In order to evaluate DNA quality for polymorphism genotyping by PCR-RFLP DNA samples of each incubation time were assayed as previously described by Shahbazi18 (2002), for the polymorphism in the EGF (+61 A/G) gene. The PCR reaction was carried out in a 30 µL mixture containing 160 ng of genomic DNA, 1x Dream Taq Buffer (Fermentas, Maryland, NY, USA), 0.2 mM of dNTPs (Fermentas), 0.3 µM of each primer (Forward: 5' TGTCACTAAAGGAAAGGAGG3'; Reverse: 5' TTCACAGAGTTTAACAGCCC 3' - Invitrogen, Grand Island, NY, USA) and 1 U Dream Taq DNA Polymerase (Fermentas, Maryland, NY, USA). The cycling conditions comprised an initial denaturation step for 10 min at 96ºC, followed by 44 cycles consisting of three steps: 96ºC for 30 sec, 61ºC for 30 sec and 72ºC for 1 min. A final extension step was performed at 72ºC for 10 min.

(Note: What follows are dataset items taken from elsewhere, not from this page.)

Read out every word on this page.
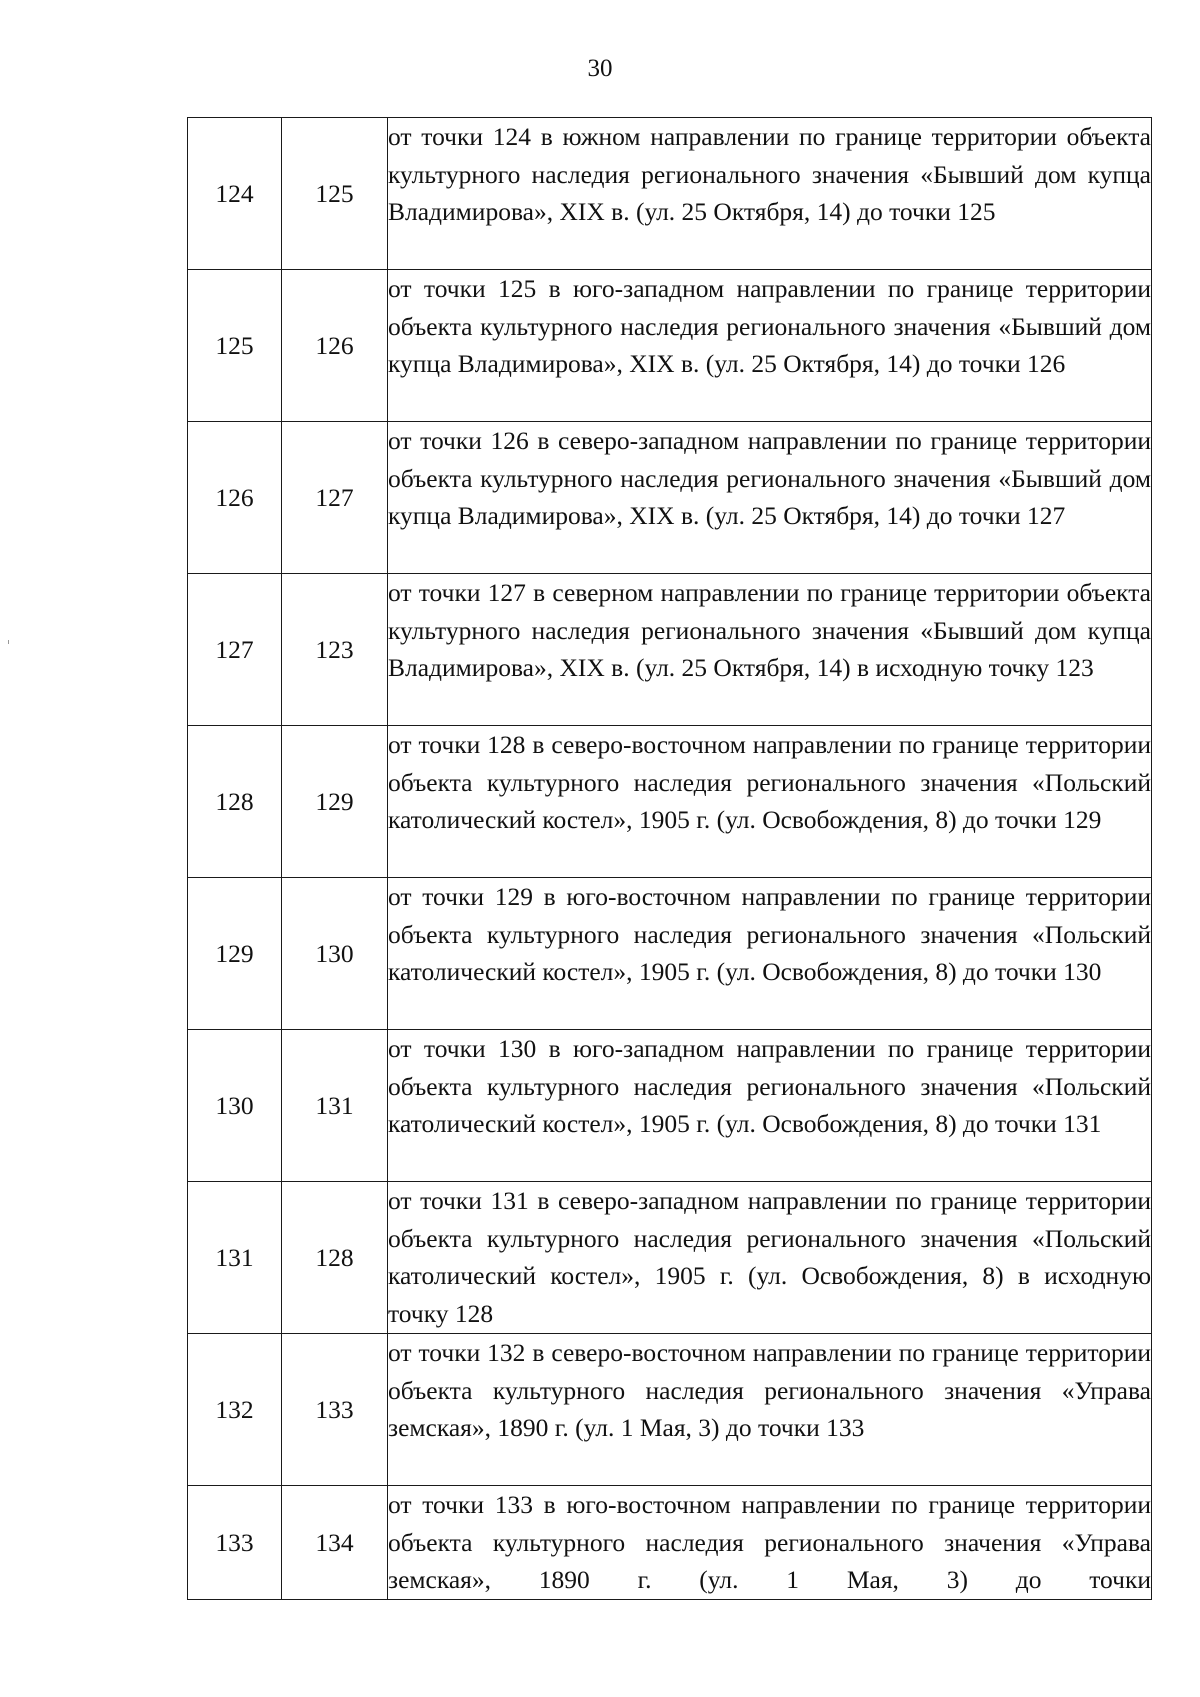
30
124	125	от точки 124 в южном направлении по границе территории объекта культурного наследия регионального значения «Бывший дом купца Владимирова», XIX в. (ул. 25 Октября, 14) до точки 125

125	126	от точки 125 в юго-западном направлении по границе территории объекта культурного наследия регионального значения «Бывший дом купца Владимирова», XIX в. (ул. 25 Октября, 14) до точки 126

126	127	от точки 126 в северо-западном направлении по границе территории объекта культурного наследия регионального значения «Бывший дом купца Владимирова», XIX в. (ул. 25 Октября, 14) до точки 127

127	123	от точки 127 в северном направлении по границе территории объекта культурного наследия регионального значения «Бывший дом купца Владимирова», XIX в. (ул. 25 Октября, 14) в исходную точку 123

128	129	от точки 128 в северо-восточном направлении по границе территории объекта культурного наследия регионального значения «Польский католический костел», 1905 г. (ул. Освобождения, 8) до точки 129

129	130	от точки 129 в юго-восточном направлении по границе территории объекта культурного наследия регионального значения «Польский католический костел», 1905 г. (ул. Освобождения, 8) до точки 130

130	131	от точки 130 в юго-западном направлении по границе территории объекта культурного наследия регионального значения «Польский католический костел», 1905 г. (ул. Освобождения, 8) до точки 131

131	128	от точки 131 в северо-западном направлении по границе территории объекта культурного наследия регионального значения «Польский католический костел», 1905 г. (ул. Освобождения, 8) в исходную точку 128

132	133	от точки 132 в северо-восточном направлении по границе территории объекта культурного наследия регионального значения «Управа земская», 1890 г. (ул. 1 Мая, 3) до точки 133

133	134	от точки 133 в юго-восточном направлении по границе территории объекта культурного наследия регионального значения «Управа земская», 1890 г. (ул. 1 Мая, 3) до точки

The amplified fragment (242 bp) was digested with 2 U of Alu I (New England Biolabs, Beverly, MA, USA) at 37ºC overnight, electrophoresed on a 2.5% agarose gel stained with ethidium bromide and photographed under UV illumination. Four fragments (15, 34, 91 and 102 bp) were produced in the presence of A allele and three fragments (15, 34 and 193 bp) were produced in the presence of G allele. In the gel, the 15 and 39 bp fragments were not visible. Therefore, the G allele was differentiated from the A allele by visualization of a single 193 bp fragment instead of the 91 and 102 bp fragments.

TaqMan amplification

DNA quality differences among the three incubation times were also evaluated by Real-Time PCR. The cycle threshold (Ct) is defined as the number of cycles required for the fluorescent signal to cross the threshold. In a real time PCR assay a positive reaction is detected by accumulation of a fluorescent signal. Ct levels are inversely proportional to the amount of target nucleic acid in the sample.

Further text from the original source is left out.